On Thursday the Washington Post reported that a source close to the president said lawyers are taking Trump’s request seriously enough to look into it.
“This is not in the context of, ‘I can’t wait to pardon myself,’” a close adviser told Post, saying the president is merely curious about his options should an ongoing independent investigation into Russian election-meddling lead to criminal charges.
The request to examine the limits of a president’s ability to forgive crimes comes a week after Donald Trump, Jr., revealed that he met with Russians in June 2016. The Russian sources said they had information that could help his father win the presidency. Trump’s son-in-law Jared Kushner and then campaign manager Paul Manafort also attended the meeting.
Though the meeting reportedly yielded no damaging information against Democratic candidate Hillary Clinton, critics have said the president’s son should have followed protocol and reported the invitation to the FBI.

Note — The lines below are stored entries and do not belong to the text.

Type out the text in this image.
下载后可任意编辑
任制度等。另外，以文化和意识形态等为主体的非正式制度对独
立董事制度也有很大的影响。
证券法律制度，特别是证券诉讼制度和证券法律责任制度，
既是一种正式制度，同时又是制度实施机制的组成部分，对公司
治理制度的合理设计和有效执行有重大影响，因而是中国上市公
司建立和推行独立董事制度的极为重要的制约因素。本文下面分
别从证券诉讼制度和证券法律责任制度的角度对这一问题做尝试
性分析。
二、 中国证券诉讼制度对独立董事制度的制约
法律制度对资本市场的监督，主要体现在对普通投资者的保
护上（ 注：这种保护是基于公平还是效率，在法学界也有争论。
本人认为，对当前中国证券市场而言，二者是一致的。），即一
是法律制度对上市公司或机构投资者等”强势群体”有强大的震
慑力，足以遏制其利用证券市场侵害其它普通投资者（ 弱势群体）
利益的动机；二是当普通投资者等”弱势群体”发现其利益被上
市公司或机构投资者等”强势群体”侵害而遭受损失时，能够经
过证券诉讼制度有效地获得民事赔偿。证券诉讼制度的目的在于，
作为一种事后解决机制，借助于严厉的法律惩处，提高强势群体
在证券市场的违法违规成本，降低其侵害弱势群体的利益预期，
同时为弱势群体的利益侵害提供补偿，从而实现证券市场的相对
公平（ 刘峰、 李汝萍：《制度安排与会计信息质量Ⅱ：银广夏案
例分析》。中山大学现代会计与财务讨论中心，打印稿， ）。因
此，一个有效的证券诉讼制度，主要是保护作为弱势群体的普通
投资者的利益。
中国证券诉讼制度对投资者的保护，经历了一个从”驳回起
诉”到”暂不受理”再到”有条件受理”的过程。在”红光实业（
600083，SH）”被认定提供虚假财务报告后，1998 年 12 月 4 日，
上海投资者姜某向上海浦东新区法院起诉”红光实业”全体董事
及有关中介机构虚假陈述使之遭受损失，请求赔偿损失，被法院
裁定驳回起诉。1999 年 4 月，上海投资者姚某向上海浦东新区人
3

While the president does wield the authority to pardon White House aides and even family members he does not have the power to pardon himself, according to memos written by President Richard Nixon’s legal team in 1974 during the Watergate scandal; stated plainly: “the President cannot pardon himself.”
Trump could seek a pardon, but it would require a complicated process. According to Nixon’s legal team, a president could come up with a reason to temporarily step down under the terms of the Twenty-Fifth Amendment of the Constitution, allowing the vice president to step in as acting president to issue the pardon.
“Thereafter the president could either resign or resume the duties of his office,” the Nixon era memo reads.
But there’s a big difference between what is technically legal and what is politically sound, according to Steve Vladeck, a professor of national security law at the University of Texas School of Law.
If Trump were to begin dishing out pardons it could likely implode his support among many Republicans. Should Trump pursue a pardon for himself, Vice President Mike Pence — who would become acting president in order to issue the pardon — could himself face immense pressure not to pardon Trump. Another problem: Anyone Trump pardons could still be compelled to testify against him without the protection of the Fifth Amendment right against self-incrimination.
So the short answer to appeasing the president’s curiosity about his pardoning powers: technically speaking, he has a lot of pardoning authority. But the political costs would be crippling to him and to his party.